Tony Fitzgerald is a former Australian Judge, known for presiding over the Fitzgerald Inquiry. The Fitzgerald Inquiry resulted in the resignation of former Premier of Queensland, Joh Bjelke-Petersen, along with the imprisonment of several state ministers and Queensland's police commissioner.
Investigation into Queensland's Crime & Corruption Commission
In January of 2022, with her government facing media scrutiny and allegations of corruption and loss of integrity within Queensland's Crime and Corruption Commission (CCC), Queensland's Premier Annastacia Palaszczuk requested Mr. Fitzgerald to chair an inquiry into the organisation. In August of 2022, Mr. Fitzgerald delivered 32 recommendations to the Queensland Government regarding the CCC.

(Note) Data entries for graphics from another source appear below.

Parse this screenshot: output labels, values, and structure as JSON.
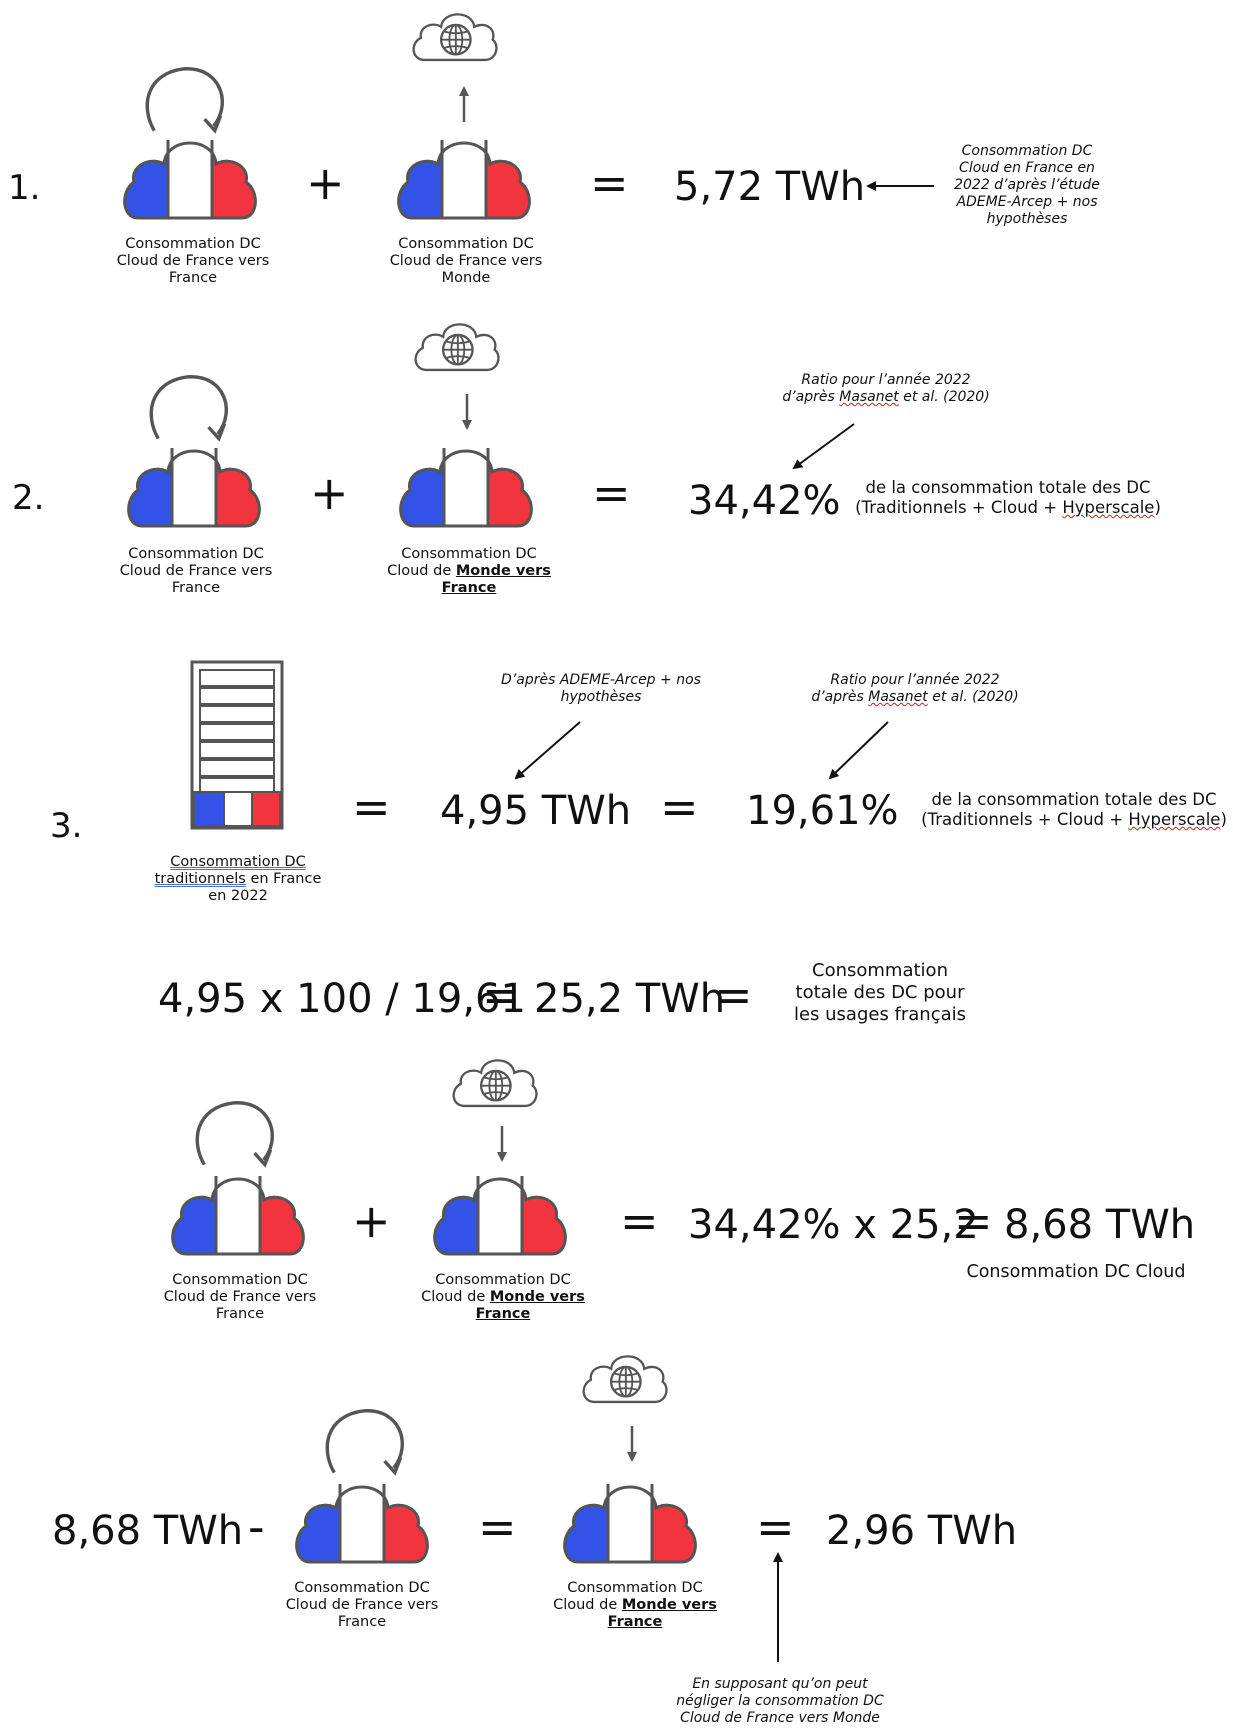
{
  "colors": {
    "flag_blue": "#3352e8",
    "flag_white": "#ffffff",
    "flag_red": "#f2343e",
    "outline": "#555555"
  },
  "icons": {
    "cloud_local": "cloud-france-with-circular-arrow-icon",
    "cloud_export": "cloud-france-with-arrow-up-to-world-icon",
    "cloud_import": "cloud-france-with-arrow-down-from-world-icon",
    "server": "server-rack-france-icon",
    "globe_cloud": "globe-cloud-icon"
  },
  "step1": {
    "number": "1.",
    "left_caption": [
      "Consommation DC",
      "Cloud de France vers",
      "France"
    ],
    "plus": "+",
    "right_caption": [
      "Consommation DC",
      "Cloud de France vers",
      "Monde"
    ],
    "equals": "=",
    "result": "5,72 TWh",
    "note": [
      "Consommation DC",
      "Cloud en France en",
      "2022 d’après l’étude",
      "ADEME-Arcep + nos",
      "hypothèses"
    ]
  },
  "step2": {
    "number": "2.",
    "left_caption": [
      "Consommation DC",
      "Cloud de France vers",
      "France"
    ],
    "plus": "+",
    "right_caption_1": "Consommation DC",
    "right_caption_2a": "Cloud de ",
    "right_caption_2b": "Monde vers",
    "right_caption_3": "France",
    "equals": "=",
    "result": "34,42%",
    "desc_1": "de la consommation totale des DC",
    "desc_2a": "(Traditionnels + Cloud + ",
    "desc_2b": "Hyperscale",
    "desc_2c": ")",
    "note_1": "Ratio pour l’année 2022",
    "note_2a": "d’après ",
    "note_2b": "Masanet",
    "note_2c": " et al. (2020)"
  },
  "step3": {
    "number": "3.",
    "server_caption_1": "Consommation DC",
    "server_caption_2a": "traditionnels",
    "server_caption_2b": " en France",
    "server_caption_3": "en 2022",
    "equals_1": "=",
    "value_twh": "4,95 TWh",
    "equals_2": "=",
    "value_pct": "19,61%",
    "note_left": [
      "D’après ADEME-Arcep + nos",
      "hypothèses"
    ],
    "note_right_1": "Ratio pour l’année 2022",
    "note_right_2a": "d’après ",
    "note_right_2b": "Masanet",
    "note_right_2c": " et al. (2020)",
    "desc_1": "de la consommation totale des DC",
    "desc_2a": "(Traditionnels + Cloud + ",
    "desc_2b": "Hyperscale",
    "desc_2c": ")"
  },
  "total": {
    "formula": "4,95 x 100 / 19,61",
    "equals_1": "=",
    "value": "25,2 TWh",
    "equals_2": "=",
    "desc": [
      "Consommation",
      "totale des DC pour",
      "les usages français"
    ]
  },
  "step4": {
    "left_caption": [
      "Consommation DC",
      "Cloud de France vers",
      "France"
    ],
    "plus": "+",
    "right_caption_1": "Consommation DC",
    "right_caption_2a": "Cloud de ",
    "right_caption_2b": "Monde vers",
    "right_caption_3": "France",
    "equals_1": "=",
    "formula": "34,42% x 25,2",
    "equals_2": "=",
    "result": "8,68 TWh",
    "result_label": "Consommation DC Cloud"
  },
  "step5": {
    "value": "8,68 TWh",
    "minus": "-",
    "left_caption": [
      "Consommation DC",
      "Cloud de France vers",
      "France"
    ],
    "equals_1": "=",
    "right_caption_1": "Consommation DC",
    "right_caption_2a": "Cloud de ",
    "right_caption_2b": "Monde vers",
    "right_caption_3": "France",
    "equals_2": "=",
    "result": "2,96 TWh",
    "note": [
      "En supposant qu’on peut",
      "négliger la consommation DC",
      "Cloud de France vers Monde"
    ]
  }
}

These recommendations include financing a new corruption strategy and prevention unit, as well as directing the agency to rely less on seconded police by recruiting skilled civilian investigators. The report noted that the CCC's checks and balances were at risk due to the reliance on these police powers:
“The CCC lacks ... both internal and external checks and balances that appropriately addressed these risks...We have concluded that seconded police officers remain a valuable asset in the CCC’s work but their skills and experience do not entirely meet the requirements of the CCC’s corruption investigations.”
The report has since been highlighted as a potential blueprint for Australia's Federal ICAC by Griffith University integrity expert, Professor AJ Brown. Prof. Brown noted that the report's recommendation for utilising both civilian and police staff could be applied at a federal level:
“Up until now we’ve got away with a lot of informal, on-the-job training...Now is the time to recognise that the skills and the capabilities of anti-corruption professions, investigators, prevention officers, is broader than any one skill set...It’s broader than police training. It’s broader than legal training and fraud and forensic accounting – it involves all of those, plus policy and administration and management skills. That all needs to be properly developed and institutionalised. It’s not very sexy, but it’s very significant.”
Prof. Brown was also critical of the original scrutiny of the CCC prior to the inquiry and commented that Mr. Fitzgerald's report "was vindication the 'wildly out of control CCC' narrative was always false":
“The allegation that the CCC was out of control was always overblown," he said.
The Fitzgerald Inquiry
"The Commission of Inquiry into Possible Illegal Activities and Associated Police Misconduct," more commonly referred to as "The Fitzgerald Inquiry" was a judicial inquiry led by Mr. Fitzgerald from 1987 to 1989. The final report of the inquiry was released in 1989 and resulted in three former ministers and the Police Commissioner of Queensland being imprisoned, two by-elections and the resignation of then-Premier of Queensland, Joh Bjelke-Petersen, resigning, ending the National Party of Australia's 32-year dominance as the governing party of Queensland. The recommendations of the report also led to the establishment of the Criminal Justice Commission (CJC) and the Electoral and Administrative Review Commission.